Adopting a skeptical lens toward the May 2026 announcement reveals several significant hurdles and "elephants in the room" that the official narrative tends to smooth over:
1. The "No Margin for Error" Paradox
PM Wong stated that as a densely populated city-state, Singapore has "no margin for error." Skeptics would argue that this is precisely why nuclear energy may be fundamentally incompatible with Singapore. In a typical country, a nuclear incident results in an exclusion zone; in Singapore, an exclusion zone could encompass the entire nation, leading to a permanent total evacuation. No amount of "ecosystem readiness" can mitigate the geographical reality that there is nowhere to run.
2. The SMR "Wait-and-See" Gamble
The government is banking heavily on Small Modular Reactors (SMRs). However, many SMR designs are still in the prototype or conceptual stage globally. Skeptics point out that the promised safety and cost-efficiency of SMRs have yet to be proven at a commercial scale. Relying on "unproven" technology for a 15-year plan involves significant financial and security risks.

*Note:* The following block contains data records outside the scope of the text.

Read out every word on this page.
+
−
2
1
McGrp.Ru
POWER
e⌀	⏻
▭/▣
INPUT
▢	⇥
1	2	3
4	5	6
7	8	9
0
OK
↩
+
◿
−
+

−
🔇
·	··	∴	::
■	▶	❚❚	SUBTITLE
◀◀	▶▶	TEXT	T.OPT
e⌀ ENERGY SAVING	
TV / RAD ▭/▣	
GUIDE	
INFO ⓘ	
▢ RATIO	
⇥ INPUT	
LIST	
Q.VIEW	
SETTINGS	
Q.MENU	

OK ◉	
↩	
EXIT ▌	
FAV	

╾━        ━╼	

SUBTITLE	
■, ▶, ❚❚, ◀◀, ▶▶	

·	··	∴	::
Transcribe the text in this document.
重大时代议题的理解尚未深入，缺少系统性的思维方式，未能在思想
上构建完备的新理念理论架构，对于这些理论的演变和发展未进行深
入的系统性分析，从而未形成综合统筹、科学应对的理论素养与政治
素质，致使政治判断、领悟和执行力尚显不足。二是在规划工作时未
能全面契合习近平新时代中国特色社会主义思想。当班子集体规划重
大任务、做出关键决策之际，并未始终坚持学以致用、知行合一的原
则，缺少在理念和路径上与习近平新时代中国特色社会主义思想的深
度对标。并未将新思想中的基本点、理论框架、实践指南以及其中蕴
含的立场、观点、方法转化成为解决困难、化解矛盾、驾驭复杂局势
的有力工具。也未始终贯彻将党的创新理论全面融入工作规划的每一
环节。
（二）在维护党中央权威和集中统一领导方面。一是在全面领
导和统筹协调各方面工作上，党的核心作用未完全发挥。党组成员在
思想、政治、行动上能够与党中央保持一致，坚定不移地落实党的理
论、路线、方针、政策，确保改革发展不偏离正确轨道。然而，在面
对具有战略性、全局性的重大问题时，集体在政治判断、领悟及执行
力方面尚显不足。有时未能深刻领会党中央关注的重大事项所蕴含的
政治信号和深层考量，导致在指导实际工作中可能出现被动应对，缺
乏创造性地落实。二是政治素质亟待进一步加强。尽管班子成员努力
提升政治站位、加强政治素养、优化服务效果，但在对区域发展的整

3. The Radioactive Waste Dilemma
While the report mentions assessing "waste management," it offers no concrete solution for the long-term storage of spent fuel. Singapore has no remote deserts or deep stable geological formations to bury high-level radioactive waste. Any "regional solution" or export of waste would involve complex geopolitical negotiations and international laws that are far from guaranteed.
4. Public Acceptance vs. "Public Information"
The government frames its approach as "keeping the public informed," but skeptics might view this as a top-down "social engineering" campaign rather than a two-way consultation. Given Singapore’s political landscape, there is a question of whether public dissent or deep-seated anxiety regarding nuclear safety will actually have the power to veto the project if the government decides to proceed.
5. The 15-Year "Sunk Cost" Trap
By the time the 15-year preparatory process is complete, Singapore will have invested massive amounts of human capital, international prestige, and taxpayer money into "nuclear readiness." Skeptics argue that this creates a "sunk cost" bias, making it politically and psychologically difficult for the government to ever say "no," even if the risks remain high.
6. Geopolitical Vulnerability
A nuclear plant in a small city-state becomes a singular, high-value target for sabotage or hybrid warfare. While the IAEA assesses "security," the physical concentration of such a facility in a tiny territory introduces a strategic vulnerability that larger nations do not face.
Is the 15-year timeline a genuine assessment period, or is it a slow-burn strategy to gradually desensitize the public to the idea of a reactor in their backyard?